Artists Shelter” … A haven for creativity after two years of war”

Pal Stories -

Gaza: Mervat Aouf

Director and visual artist Mohammed Harb arrives at the Artists’ Shelter carrying a plastic bag, from which he takes out a tea kettle and a coffee pot. From another corner of the bag, he pulls out papers and paints that he brought for his students.

Here on the seventh floor of the “Al-Awda 5” building, the traces of the recent bombing are visible in every corner, on the floor where shrapnel has torn the silver marble, on the cracked walls, and even on the leather chairs that were salvaged from under the rubble.

Nevertheless, the shelter, with its group of Gazan artists, appears as a unique space for creativity that emerged amid war to become a safe haven for visual artists in Gaza. Here, visual artists reclaim their lives, come together to practice their passion, express their feelings, and document reality through their paintings and sculptures.

It is a story about the will to create in the face of destruction, and how art can create a space of freedom and hope even in the harshest of circumstances.

Fine arts student Lana takes some time before the narrator of “Pal Stories” begins her interview with the founder of “Artists’ Shelter.” She shows her teacher, Harb, some of her drawings. The artist looks closely at her work, praising one and pointing out mistakes in another.

Meanwhile, Lana and her fellow artists are preparing to participate in the “Art Under the Rubble” workshop, in which the shelter trains participants on how to write their art projects in preparation for an art festival to be held at the end of January, the first art exhibition to be launched after the war thanks to the efforts of Artists’ Shelter.

Before the war on Gaza, Palestinian artist and director Mohammed Harb took his first steps toward finding a place to bring together his colleagues and students who are visual artists. However, before the space was fully furnished, the devastating war on Gaza broke out, making escape from death the first and last priority for everyone living in the Gaza Strip or “how to survive above all else,” as he tells us.

The first time the war stopped (January 2024), the occupation did not give Harb and his fellow artists much time to start over, as the war quickly returned, bringing with it all the heartbreak.

Harb tells us about the timid attempts of some artists who took artistic initiatives during the war. He says: In the second year of the war, some people realized the importance of doing something for Gaza. He personally launched “A Story in a Tent” initiative, which documents life in tents, suffering, and destroyed buildings through videos and photos, followed by “A Painting for Every Rocket,” which came as a reaction and rebellion against the aggression, and then the initiative “A Painting for a Bag of Flour,” which was at the peak of the famine. For every painting purchased, the buyer donated the price of bags of flour, which Harb and his colleagues then distributed to the starved in Gaza.

However, last October, when the war stopped again, Harb and his fellow artists resisted their difficult psychological circumstances in order to start over.
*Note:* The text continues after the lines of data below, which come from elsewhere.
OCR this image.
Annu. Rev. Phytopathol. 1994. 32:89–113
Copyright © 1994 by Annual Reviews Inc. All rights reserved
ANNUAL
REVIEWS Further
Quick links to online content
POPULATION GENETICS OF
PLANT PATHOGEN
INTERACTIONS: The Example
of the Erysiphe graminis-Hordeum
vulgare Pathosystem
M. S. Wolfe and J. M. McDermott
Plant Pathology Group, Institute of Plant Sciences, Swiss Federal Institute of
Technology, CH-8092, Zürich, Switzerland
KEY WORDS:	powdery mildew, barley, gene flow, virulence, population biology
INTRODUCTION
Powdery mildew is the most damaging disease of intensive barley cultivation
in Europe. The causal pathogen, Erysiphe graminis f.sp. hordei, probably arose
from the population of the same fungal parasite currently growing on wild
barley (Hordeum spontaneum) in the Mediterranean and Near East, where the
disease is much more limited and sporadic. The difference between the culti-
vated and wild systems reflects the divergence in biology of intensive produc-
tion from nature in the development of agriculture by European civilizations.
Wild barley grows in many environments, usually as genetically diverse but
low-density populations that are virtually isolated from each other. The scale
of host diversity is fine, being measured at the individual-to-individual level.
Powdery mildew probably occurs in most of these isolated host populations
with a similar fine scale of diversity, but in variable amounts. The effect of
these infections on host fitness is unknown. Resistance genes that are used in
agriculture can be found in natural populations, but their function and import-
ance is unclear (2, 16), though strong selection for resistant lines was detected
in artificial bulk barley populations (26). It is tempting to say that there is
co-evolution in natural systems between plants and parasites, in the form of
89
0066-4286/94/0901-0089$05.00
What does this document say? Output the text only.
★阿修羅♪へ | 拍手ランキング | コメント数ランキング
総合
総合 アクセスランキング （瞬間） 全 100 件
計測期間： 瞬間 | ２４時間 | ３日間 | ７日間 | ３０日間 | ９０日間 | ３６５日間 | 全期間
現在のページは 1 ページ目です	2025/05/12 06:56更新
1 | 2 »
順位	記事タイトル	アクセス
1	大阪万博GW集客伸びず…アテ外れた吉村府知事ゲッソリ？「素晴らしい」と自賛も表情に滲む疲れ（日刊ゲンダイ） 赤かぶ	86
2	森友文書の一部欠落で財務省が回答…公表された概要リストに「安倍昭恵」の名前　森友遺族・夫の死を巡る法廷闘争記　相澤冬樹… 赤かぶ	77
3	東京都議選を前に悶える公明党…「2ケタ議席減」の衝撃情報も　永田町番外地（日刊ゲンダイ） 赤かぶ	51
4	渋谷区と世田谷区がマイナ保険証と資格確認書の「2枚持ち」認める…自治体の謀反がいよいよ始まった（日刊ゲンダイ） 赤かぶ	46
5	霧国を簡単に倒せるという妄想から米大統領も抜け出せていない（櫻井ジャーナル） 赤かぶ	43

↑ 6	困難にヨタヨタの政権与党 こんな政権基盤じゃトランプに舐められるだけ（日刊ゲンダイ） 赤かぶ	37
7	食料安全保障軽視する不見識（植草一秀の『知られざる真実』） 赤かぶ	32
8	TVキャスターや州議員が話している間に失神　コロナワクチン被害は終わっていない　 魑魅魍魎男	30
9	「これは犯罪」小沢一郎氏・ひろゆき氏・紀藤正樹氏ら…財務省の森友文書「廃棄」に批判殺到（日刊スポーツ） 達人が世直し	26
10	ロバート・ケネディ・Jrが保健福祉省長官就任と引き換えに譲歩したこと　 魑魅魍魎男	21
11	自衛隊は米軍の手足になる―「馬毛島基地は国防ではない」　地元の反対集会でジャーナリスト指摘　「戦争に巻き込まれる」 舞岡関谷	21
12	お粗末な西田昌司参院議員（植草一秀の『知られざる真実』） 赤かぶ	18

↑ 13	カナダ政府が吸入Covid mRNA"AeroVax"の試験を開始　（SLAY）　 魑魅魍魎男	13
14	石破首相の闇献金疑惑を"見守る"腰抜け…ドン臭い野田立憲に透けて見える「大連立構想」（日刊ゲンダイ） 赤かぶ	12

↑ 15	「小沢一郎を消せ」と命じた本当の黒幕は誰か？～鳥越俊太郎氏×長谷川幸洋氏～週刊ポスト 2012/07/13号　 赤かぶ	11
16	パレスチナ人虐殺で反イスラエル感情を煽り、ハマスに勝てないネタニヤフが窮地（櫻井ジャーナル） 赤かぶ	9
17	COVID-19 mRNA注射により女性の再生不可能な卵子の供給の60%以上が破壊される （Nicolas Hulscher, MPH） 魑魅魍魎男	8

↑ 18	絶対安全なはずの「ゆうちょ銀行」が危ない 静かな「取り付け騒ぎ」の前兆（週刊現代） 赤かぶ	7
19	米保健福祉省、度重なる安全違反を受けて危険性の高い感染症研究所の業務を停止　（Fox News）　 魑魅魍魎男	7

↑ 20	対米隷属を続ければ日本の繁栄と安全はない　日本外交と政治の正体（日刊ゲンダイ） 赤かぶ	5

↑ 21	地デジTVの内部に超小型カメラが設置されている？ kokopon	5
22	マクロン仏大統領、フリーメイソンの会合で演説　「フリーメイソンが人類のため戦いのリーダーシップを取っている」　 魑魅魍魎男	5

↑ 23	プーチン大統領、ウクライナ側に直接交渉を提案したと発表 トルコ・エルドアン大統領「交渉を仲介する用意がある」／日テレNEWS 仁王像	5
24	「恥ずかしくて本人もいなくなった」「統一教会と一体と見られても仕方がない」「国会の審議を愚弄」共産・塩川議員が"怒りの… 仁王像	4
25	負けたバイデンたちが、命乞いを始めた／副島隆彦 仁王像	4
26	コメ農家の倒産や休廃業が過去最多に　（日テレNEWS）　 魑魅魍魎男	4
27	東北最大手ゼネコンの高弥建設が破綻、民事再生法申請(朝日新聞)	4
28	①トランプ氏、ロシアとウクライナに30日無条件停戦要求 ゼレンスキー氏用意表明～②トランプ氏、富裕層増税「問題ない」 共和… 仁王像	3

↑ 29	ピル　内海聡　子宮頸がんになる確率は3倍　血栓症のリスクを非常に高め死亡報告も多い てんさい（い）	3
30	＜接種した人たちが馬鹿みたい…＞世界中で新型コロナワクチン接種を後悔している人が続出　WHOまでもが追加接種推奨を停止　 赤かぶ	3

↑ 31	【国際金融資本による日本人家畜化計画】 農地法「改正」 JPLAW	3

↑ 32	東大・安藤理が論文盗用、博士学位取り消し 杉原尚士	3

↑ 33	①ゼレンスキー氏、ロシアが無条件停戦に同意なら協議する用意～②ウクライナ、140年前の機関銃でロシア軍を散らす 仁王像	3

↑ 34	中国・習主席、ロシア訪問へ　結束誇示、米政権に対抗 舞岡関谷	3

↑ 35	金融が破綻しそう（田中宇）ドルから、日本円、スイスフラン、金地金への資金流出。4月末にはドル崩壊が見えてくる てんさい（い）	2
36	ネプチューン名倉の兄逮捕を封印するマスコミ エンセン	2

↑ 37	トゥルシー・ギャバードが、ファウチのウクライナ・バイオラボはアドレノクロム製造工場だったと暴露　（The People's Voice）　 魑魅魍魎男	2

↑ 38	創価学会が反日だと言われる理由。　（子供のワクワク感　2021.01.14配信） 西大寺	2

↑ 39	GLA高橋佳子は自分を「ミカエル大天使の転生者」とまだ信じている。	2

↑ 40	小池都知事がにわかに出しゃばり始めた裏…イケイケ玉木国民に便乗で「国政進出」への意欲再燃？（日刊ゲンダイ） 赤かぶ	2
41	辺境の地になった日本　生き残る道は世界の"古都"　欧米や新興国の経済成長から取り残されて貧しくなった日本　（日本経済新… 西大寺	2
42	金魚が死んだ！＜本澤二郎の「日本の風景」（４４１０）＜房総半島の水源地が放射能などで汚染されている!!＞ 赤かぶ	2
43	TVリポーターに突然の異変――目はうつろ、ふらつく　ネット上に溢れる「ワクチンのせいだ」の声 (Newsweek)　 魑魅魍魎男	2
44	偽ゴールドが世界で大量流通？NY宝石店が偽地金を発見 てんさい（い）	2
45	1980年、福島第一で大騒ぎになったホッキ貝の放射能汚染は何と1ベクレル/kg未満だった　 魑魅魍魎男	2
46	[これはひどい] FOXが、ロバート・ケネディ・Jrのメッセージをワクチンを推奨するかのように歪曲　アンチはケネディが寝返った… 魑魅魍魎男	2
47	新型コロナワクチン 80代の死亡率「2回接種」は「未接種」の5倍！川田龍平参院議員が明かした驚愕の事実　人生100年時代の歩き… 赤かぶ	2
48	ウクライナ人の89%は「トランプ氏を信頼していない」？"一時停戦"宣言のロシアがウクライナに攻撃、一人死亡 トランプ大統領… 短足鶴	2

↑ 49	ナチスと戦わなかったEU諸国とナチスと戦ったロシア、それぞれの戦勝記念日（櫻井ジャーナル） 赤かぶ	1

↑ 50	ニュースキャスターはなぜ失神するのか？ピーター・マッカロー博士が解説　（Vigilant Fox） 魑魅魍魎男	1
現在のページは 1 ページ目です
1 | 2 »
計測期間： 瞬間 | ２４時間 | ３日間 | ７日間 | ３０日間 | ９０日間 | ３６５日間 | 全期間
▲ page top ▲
The majority of visual artists lost their paintings, studios, and tools during this war, and suffered everything that the people of Gaza suffered.

At first, Harb and his colleagues thought that the idea of the shelter would not be popular with many artists who had not yet recovered from the war, but they were surprised to find that it was the first step in the psychological recovery of the visual artists who flocked to the shelter’s events and even attending when there was no occasion to do so, considering the shelter a place where colleagues could meet to restore their psychological health and hope for a better tomorrow.
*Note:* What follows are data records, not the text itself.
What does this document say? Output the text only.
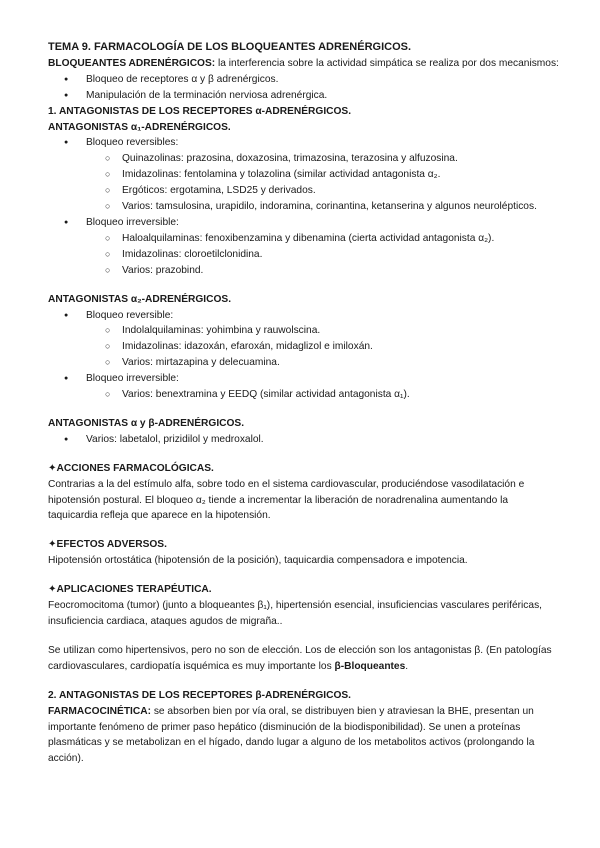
TEMA 9. FARMACOLOGÍA DE LOS BLOQUEANTES ADRENÉRGICOS.

BLOQUEANTES ADRENÉRGICOS: la interferencia sobre la actividad simpática se realiza por dos mecanismos:

● Bloqueo de receptores α y β adrenérgicos.
● Manipulación de la terminación nerviosa adrenérgica.

1. ANTAGONISTAS DE LOS RECEPTORES α-ADRENÉRGICOS.

ANTAGONISTAS α₁-ADRENÉRGICOS.

● Bloqueo reversibles:
○ Quinazolinas: prazosina, doxazosina, trimazosina, terazosina y alfuzosina.
○ Imidazolinas: fentolamina y tolazolina (similar actividad antagonista α₂.
○ Ergóticos: ergotamina, LSD25 y derivados.
○ Varios: tamsulosina, urapidilo, indoramina, corinantina, ketanserina y algunos neurolépticos.
● Bloqueo irreversible:
○ Haloalquilaminas: fenoxibenzamina y dibenamina (cierta actividad antagonista α₂).
○ Imidazolinas: cloroetilclonidina.
○ Varios: prazobind.

ANTAGONISTAS α₂-ADRENÉRGICOS.

● Bloqueo reversible:
○ Indolalquilaminas: yohimbina y rauwolscina.
○ Imidazolinas: idazoxán, efaroxán, midaglizol e imiloxán.
○ Varios: mirtazapina y delecuamina.
● Bloqueo irreversible:
○ Varios: benextramina y EEDQ (similar actividad antagonista α₁).

ANTAGONISTAS α y β-ADRENÉRGICOS.

● Varios: labetalol, prizidilol y medroxalol.

✦ACCIONES FARMACOLÓGICAS.

Contrarias a la del estímulo alfa, sobre todo en el sistema cardiovascular, produciéndose vasodilatación e hipotensión postural. El bloqueo α₂ tiende a incrementar la liberación de noradrenalina aumentando la taquicardia refleja que aparece en la hipotensión.

✦EFECTOS ADVERSOS.

Hipotensión ortostática (hipotensión de la posición), taquicardia compensadora e impotencia.

✦APLICACIONES TERAPÉUTICA.

Feocromocitoma (tumor) (junto a bloqueantes β₁), hipertensión esencial, insuficiencias vasculares periféricas, insuficiencia cardiaca, ataques agudos de migraña..

Se utilizan como hipertensivos, pero no son de elección. Los de elección son los antagonistas β. (En patologías cardiovasculares, cardiopatía isquémica es muy importante los β-Bloqueantes.

2. ANTAGONISTAS DE LOS RECEPTORES β-ADRENÉRGICOS.

FARMACOCINÉTICA: se absorben bien por vía oral, se distribuyen bien y atraviesan la BHE, presentan un importante fenómeno de primer paso hepático (disminución de la biodisponibilidad). Se unen a proteínas plasmáticas y se metabolizan en el hígado, dando lugar a alguno de los metabolitos activos (prolongando la acción).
Harb says that nothing is separate from that war, even the name chosen for the place, “Artists’ Shelter,” is an expression of the displacement that everyone in Gaza suffers from. He adds, “Many were surprised to find a place that still embraces art, despite everything we have experienced during these two years.

We have seen a great deal of interest, especially from artists who are at the beginning of their careers and who see the shelter as a safe space that offers them some respite from the tents and difficult conditions of displacement.”

Visual artist Yahya al-Shuli catches his breath after arriving at the shelter on the seventh floor, as there are no working elevators in Gaza. He then shares his thoughts on the shelter as one of its founders, telling us that he expected only a limited number of artists to seek refuge there, but was surprised that everyone who heard about the shelter’s establishment was willing to travel the exhausting distance to reach it, given the difficulty of transportation in Gaza.

Al-Shuli says, “I am here in Gaza and I know how exhausting it is for everyone living in the city to provide for their daily necessities, but we found that there are those who want a moment to themselves to practice their hobby or work… Here, space is a priority for a large group of artists.”

At the Artists’ Shelter, the conversation revolves around ideas, projects, dreams, and where to start and connect with the outside world. This happens while the artists sit together and draw with whatever pens and colors they have available, depicting survival, hope, and pain in Gaza.

Here, too, the gap that Harb’s generation experienced at the beginning of their careers between the new and veteran generations is narrowing, as the shelter has worked to bridge this gap. Here, all generations are on the same wavelength of hope and pain.

Harb says, “At the shelter, we are not concerned with production as much as we are with helping the artists overcome their psychological traumas. Here, there are artists who burned their paintings during the war, despairing of ever returning to their art. They started coming before the workshop began and leaving after it ended.”